Isla de Rathlin
"El ferry tarda cuarenta y cinco minutos y sientes cómo el continente te suelta durante todo el trayecto."
El ferry de Ballycastle sale a las nueve y media, y cuando la Isla de Rathlin aparece en el horizonte — una L oscura sobre el agua, los acantilados de tiza del extremo occidental atrapando la luz — ya has comenzado a ajustarte a un ritmo diferente. La travesía dura cuarenta y cinco minutos y el mar rara vez está tranquilo. Me senté en cubierta y observé cómo el continente retrocedía y tuve la sensación particular que viene al acercarse a algo genuinamente remoto: una ligera contracción del mundo, en el mejor sentido posible.
Rathlin es una isla en forma de L, de unos ocho kilómetros de largo, con unos ciento cincuenta residentes permanentes, un único pub, un único hotel, y en la punta occidental, el faro invertido — así llamado porque la luz está en la parte inferior, por debajo del nivel del promontorio de tiza, para ser visible desde abajo de los acantilados. Es el único faro invertido que he encontrado en mi vida y es genuinamente extraño y genuinamente práctico, que es una combinación que encuentro satisfactoria.

Entre abril y julio, los acantilados occidentales forman una de las colonias de aves marinas más grandes de Irlanda. Fui a finales de mayo. El sonido llega antes que las aves — un rugido en capas de miles de araos, alcas, gaviotas tridáctilas y, más memorablemente, frailecillos atlánticos. Rathlin tiene varios miles de frailecillos reproductores y son, en carne y hueso, más impresionantes de lo que sugieren las fotografías. Payasescos y romos, se posan en las repisas o pasan girando en arcos bajos y zumbantes, llevando anguilas de arena transversalmente en sus extraordinarios picos. Me senté al borde del acantilado durante una hora observándolos y sentí el placer particular de una criatura que no tiene absolutamente ningún interés en tu presencia.
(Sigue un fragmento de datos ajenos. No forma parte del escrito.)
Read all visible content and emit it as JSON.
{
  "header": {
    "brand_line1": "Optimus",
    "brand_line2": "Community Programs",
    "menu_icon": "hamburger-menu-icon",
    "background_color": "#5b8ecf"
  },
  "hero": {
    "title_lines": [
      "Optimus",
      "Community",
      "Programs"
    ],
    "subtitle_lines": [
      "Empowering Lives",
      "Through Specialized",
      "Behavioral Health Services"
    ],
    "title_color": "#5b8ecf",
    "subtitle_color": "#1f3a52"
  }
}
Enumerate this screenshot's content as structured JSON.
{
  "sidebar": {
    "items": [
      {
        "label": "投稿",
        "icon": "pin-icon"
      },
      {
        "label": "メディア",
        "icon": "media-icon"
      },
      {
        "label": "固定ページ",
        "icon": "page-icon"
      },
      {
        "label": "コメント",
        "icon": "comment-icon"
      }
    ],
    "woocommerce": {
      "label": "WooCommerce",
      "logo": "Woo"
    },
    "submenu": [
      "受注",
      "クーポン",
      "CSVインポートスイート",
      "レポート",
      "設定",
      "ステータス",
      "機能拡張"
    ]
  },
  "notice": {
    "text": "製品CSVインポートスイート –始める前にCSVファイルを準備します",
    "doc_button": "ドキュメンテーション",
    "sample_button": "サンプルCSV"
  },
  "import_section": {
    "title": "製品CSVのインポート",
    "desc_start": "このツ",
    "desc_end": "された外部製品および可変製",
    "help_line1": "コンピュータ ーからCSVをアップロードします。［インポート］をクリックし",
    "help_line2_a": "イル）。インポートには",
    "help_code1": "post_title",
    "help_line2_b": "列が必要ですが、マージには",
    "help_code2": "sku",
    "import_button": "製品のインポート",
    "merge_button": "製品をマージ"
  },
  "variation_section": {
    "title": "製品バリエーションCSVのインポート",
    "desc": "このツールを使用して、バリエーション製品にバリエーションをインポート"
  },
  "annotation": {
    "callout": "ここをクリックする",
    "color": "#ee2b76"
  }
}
El interior de la isla es pantano y pastizal áspero, granjas que miran al Atlántico con estoicismo, carreteras tan estrechas que el autobús — un microbús que circula dos veces al día — tiene que plegar los espejos para los pasos. Alquilé una bicicleta en el puerto y pedaleé hasta el faro del este a través de un paisaje tan silencioso que podía escuchar chochines individuales desde tres campos de distancia. La historia de la isla se capa bajo el silencio: aquí es donde Roberto I de Escocia supuestamente se escondió en una cueva en 1306 y observó a una araña intentarlo siete veces antes de lograr su tela — una historia sobre la perseverancia, que también es lo que la isla te requiere.

El Manor House Hotel sirve cenas con un menú que cambia diariamente basado en gran medida en lo que ha llegado en los barcos. Comí un chowder de marisco con pan de soda que duró varios minutos más de lo planeado, porque el caldo había sido hecho con las cáscaras de gambas y sabía en consecuencia. El pub de al lado tocaba música tradicional — no para turistas, dado que no había ninguno a la vista — y la sesión duró hasta medianoche.
Cuando ir: Mayo y junio para los frailecillos y las aves marinas — la colonia está en su momento más activo y la luz es larga. Julio trae más visitantes en excursiones de un día desde Ballycastle. Si quieres la isla casi para ti solo, septiembre es austero y hermoso, el pasto del pantano tornándose ámbar y las travesías a veces canceladas por el tiempo, que es parte del trato. Las excursiones de un día son posibles pero pasar una noche te da la isla en su registro real.